Jahrelang hat die doppelte Erpressung – die Kombination aus Datenverschlüsselung und der Drohung, gestohlene Informationen zu veröffentlichen – die Landschaft der Ransomware-Cyberangriffe neu definiert. Dieses Modell ist auch heute noch das am meisten gefürchtete. Doch ein grundlegender Trend durchzieht es: Eine seiner Säulen bröckelt. Kampagnen, die nur auf der Exfiltration von Daten ohne Verschlüsselung beruhen, verlieren schnell ihre Fähigkeit, die Bedrohung zu monetarisieren.
Organisationen haben mittlerweile das tatsächliche Kosten-Nutzen-Verhältnis von Zahlungen für das „Löschen“ gestohlener Daten erkannt. Eine Zahlung hebt die gesetzlichen Meldepflichten nicht auf, reduziert das Risiko von Rechtsstreitigkeiten nicht wesentlich und hindert Angreifer nicht daran, die Daten zu behalten, selektiv offenzulegen oder wiederzuverwenden. Coveware geht noch weiter und betont, dass selbst die Aufnahme eines Dialogs mit Cyberkriminellen an sich ein wachsendes Risiko darstellt, da böswillige Akteure nicht mehr davor zurückschrecken, auf SWATting zurückzugreifen: bewaffnete Interventionseinheiten in die Häuser von Führungskräften zu schicken, um sie zur Zahlung zu zwingen.
Wie sieht das Ergebnis aus? Im dritten Quartal 2025 maß Coveware, dass die Zahlungsrate beireiner Exfiltration (ohne Verschlüsselung) auf 19% gefallen war – ein historischer Tiefstand für diese Unterkategorie. In Q4 stieg die Rate wieder leicht auf ~25% an, bleibt aber strukturell niedrig und liegt weit unter den historischen Standards. Das Signal ist klar: Die Drohung, Daten zu veröffentlichen, ohne sie zu verschlüsseln, überzeugt nicht mehr.

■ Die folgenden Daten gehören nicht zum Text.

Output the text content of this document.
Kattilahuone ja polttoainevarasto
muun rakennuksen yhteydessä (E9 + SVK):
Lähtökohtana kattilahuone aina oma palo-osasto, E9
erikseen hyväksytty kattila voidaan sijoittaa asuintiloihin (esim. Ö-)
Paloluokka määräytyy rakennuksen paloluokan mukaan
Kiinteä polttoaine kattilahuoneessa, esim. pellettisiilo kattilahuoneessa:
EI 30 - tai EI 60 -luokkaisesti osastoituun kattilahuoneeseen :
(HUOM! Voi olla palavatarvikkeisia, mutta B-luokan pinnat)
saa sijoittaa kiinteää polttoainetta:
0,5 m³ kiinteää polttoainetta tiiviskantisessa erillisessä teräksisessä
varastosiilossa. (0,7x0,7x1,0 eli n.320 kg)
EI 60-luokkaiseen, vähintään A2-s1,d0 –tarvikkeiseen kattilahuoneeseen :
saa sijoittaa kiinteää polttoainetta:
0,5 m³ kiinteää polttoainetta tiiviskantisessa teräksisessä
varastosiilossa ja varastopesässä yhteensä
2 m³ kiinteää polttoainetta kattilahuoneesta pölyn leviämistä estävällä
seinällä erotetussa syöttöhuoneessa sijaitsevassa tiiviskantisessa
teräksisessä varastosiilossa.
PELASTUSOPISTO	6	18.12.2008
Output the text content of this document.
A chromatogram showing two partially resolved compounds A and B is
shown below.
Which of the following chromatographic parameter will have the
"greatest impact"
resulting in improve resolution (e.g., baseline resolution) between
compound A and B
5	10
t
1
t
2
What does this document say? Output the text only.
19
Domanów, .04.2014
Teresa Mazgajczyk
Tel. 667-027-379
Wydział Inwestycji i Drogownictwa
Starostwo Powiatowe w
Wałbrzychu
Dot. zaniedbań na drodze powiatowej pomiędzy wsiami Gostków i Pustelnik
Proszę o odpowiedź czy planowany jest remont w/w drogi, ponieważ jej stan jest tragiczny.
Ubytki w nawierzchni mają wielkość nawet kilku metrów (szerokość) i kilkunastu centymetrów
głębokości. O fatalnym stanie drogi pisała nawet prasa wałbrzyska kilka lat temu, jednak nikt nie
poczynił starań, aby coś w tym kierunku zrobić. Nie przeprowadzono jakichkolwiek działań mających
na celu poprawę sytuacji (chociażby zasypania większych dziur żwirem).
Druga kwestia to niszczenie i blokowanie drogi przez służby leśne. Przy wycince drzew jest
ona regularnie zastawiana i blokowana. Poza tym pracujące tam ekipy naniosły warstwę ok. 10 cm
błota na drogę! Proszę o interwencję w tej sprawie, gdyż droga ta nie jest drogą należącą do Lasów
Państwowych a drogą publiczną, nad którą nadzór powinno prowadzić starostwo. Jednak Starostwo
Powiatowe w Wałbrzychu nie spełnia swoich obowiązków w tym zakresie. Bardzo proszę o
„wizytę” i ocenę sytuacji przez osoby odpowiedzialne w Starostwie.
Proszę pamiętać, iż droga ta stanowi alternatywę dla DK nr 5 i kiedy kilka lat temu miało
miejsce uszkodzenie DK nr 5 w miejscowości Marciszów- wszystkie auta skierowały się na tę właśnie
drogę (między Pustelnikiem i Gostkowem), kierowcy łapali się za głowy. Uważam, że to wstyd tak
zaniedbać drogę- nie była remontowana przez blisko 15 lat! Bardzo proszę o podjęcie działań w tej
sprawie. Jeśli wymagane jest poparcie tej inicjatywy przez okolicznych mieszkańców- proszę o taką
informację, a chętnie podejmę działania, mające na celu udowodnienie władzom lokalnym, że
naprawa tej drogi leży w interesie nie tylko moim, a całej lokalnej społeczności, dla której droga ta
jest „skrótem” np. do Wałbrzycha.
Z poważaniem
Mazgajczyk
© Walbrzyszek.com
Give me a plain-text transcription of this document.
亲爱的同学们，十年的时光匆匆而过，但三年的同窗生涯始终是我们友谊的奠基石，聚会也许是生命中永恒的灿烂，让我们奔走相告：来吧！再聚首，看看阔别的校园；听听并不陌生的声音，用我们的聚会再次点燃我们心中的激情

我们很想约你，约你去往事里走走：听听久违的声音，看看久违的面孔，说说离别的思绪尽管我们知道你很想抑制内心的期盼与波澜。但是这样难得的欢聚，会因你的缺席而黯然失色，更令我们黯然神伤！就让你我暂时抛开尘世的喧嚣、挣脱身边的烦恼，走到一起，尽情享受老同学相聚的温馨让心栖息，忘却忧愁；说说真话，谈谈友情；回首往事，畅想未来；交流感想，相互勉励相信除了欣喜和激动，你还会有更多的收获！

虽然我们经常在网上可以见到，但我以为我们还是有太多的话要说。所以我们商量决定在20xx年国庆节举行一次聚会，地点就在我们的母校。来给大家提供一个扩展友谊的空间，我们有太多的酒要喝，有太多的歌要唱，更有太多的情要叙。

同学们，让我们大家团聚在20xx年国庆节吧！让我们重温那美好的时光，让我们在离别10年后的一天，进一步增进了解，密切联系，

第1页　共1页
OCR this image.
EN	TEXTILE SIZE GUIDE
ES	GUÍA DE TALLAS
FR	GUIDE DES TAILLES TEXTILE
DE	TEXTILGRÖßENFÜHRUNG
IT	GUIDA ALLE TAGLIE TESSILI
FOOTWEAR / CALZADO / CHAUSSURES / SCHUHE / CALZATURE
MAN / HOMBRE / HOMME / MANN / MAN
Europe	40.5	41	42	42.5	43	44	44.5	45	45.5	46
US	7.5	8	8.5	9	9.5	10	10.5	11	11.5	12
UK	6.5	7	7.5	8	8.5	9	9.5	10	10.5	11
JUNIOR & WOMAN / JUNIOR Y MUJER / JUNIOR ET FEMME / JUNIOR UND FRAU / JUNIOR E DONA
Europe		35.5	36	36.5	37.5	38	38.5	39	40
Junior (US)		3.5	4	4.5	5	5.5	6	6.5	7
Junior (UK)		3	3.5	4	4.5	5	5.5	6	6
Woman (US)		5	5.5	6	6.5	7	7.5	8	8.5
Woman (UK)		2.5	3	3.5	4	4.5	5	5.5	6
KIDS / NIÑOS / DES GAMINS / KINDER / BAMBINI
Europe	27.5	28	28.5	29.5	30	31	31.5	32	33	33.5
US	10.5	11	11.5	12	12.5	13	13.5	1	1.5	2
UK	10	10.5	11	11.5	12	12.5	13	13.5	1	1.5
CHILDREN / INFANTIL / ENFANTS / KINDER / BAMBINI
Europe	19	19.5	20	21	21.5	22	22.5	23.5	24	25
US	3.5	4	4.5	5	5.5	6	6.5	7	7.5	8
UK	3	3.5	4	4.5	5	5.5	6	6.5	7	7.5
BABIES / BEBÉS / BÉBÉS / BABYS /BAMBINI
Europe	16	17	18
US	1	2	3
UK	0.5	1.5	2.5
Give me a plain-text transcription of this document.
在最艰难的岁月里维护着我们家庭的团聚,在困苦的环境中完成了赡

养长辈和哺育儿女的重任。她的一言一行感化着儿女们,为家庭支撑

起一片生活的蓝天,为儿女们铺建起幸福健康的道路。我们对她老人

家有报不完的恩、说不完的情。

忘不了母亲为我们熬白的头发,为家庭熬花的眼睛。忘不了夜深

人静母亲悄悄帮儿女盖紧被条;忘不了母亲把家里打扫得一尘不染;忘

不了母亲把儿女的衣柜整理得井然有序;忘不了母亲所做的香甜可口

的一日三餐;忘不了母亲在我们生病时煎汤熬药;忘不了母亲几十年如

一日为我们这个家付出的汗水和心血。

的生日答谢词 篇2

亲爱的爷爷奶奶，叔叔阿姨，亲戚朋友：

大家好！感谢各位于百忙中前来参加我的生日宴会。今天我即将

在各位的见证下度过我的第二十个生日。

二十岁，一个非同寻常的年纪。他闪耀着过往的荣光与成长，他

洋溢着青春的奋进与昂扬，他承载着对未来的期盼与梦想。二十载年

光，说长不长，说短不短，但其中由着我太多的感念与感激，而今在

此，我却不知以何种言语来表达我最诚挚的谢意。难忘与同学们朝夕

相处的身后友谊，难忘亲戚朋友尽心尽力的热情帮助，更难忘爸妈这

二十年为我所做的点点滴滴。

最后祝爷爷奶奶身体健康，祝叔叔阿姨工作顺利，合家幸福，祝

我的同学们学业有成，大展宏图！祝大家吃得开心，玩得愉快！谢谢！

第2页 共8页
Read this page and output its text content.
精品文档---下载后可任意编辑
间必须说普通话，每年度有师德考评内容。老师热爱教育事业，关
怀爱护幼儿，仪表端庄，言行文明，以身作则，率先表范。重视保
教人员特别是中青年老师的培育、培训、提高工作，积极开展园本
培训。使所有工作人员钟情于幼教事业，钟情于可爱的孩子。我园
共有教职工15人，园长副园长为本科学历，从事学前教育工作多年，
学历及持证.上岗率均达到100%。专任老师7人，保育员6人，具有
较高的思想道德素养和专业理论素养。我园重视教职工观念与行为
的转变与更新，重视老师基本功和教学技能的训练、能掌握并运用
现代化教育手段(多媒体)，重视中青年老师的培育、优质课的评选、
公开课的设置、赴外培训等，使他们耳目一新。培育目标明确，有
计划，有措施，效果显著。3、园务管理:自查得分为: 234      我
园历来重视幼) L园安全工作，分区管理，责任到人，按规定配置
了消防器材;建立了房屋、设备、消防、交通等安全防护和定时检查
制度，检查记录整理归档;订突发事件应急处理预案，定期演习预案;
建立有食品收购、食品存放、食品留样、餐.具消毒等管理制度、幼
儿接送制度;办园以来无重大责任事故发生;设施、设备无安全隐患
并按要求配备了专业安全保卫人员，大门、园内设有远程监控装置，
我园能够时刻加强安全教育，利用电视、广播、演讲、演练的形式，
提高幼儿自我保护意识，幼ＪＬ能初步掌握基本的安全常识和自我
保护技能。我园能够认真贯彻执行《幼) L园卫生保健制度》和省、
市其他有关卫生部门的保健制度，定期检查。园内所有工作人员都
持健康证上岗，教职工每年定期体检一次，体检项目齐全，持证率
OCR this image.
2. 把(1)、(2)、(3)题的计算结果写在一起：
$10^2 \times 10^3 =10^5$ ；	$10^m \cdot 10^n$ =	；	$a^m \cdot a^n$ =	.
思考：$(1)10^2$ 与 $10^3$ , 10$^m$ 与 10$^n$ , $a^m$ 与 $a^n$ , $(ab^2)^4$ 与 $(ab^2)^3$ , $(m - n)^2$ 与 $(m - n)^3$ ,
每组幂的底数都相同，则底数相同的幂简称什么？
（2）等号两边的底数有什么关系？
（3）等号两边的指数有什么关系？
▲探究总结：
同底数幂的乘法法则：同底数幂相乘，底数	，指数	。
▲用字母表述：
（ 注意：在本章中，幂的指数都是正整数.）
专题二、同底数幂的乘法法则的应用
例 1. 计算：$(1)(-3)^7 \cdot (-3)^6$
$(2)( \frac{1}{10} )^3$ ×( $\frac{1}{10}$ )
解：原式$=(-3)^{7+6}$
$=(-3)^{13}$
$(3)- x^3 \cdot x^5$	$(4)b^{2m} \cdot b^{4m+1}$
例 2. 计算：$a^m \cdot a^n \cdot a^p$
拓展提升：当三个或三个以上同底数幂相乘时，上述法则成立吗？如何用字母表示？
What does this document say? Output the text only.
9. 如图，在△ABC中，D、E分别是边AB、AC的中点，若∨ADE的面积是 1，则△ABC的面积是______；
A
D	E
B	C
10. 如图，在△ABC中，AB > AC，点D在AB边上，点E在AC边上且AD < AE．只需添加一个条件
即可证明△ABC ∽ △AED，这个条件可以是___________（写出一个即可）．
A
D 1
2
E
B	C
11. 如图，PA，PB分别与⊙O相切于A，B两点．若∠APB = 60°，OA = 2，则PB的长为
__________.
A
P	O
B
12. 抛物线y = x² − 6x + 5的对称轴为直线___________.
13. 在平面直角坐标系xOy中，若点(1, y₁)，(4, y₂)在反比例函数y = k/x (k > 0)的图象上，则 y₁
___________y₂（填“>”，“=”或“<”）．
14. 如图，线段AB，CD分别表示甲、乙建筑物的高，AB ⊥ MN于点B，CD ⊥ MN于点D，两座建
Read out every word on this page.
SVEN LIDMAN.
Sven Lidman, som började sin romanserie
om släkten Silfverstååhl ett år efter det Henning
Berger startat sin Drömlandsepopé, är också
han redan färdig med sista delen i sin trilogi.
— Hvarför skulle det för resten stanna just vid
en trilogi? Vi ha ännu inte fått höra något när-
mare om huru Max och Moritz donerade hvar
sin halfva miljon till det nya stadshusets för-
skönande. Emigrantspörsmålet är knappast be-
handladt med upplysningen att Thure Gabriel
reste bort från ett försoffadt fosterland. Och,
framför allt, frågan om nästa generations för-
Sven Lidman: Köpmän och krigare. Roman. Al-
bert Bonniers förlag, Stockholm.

Es ist kein Zufall, dass Akira (14 % der Angriffe) und Qilin (13 %) die Rangliste der aktivsten Gruppen in Q4 2025 anführen: Beide stützen ihr Modell auf die Verschlüsselung als Haupthebel. Coveware rechnet sogar mit einem Comeback der reinen Verschlüsselung – Gruppen, die auf reine Exfiltration gesetzt hatten, könnten zu dem zurückkehren, was schon immer funktioniert hat.
Die digitale Identität als wichtigster Eindringungsvektor
Die Zahlungsstatistiken erzählen nur einen Teil der Geschichte. Um zu verstehen, warum die Angriffe trotz sinkender Einnahmen explodieren, müssen wir uns das Einfallstor ansehen, und dieses Tor ist sehr oft die Identität.
Im dritten Quartal 2025 machte die Kompromittierung von Remote-Zugängen mehr als die Hälfte aller von Coveware beobachteten Vorfälle aus: schlecht gesicherte VPNs, exponierte Cloud-Gateways, SaaS-Integrationen, nicht erneuerte OAuth-Tokens. In diesem Quartal wurde auch eine besorgniserregende Konvergenz deutlich: Social Engineering ist mit der Remote Access-Kompromittierung verschmolzen. Angreifer versuchen nicht mehr, in Systeme einzubrechen, sondern überreden Menschen, ihnen die Tür zu öffnen, indem sie sich als IT-Support ausgeben, eine Echtzeit-Authentifizierungssitzung manipulieren oder einen robusten MFA umgehen.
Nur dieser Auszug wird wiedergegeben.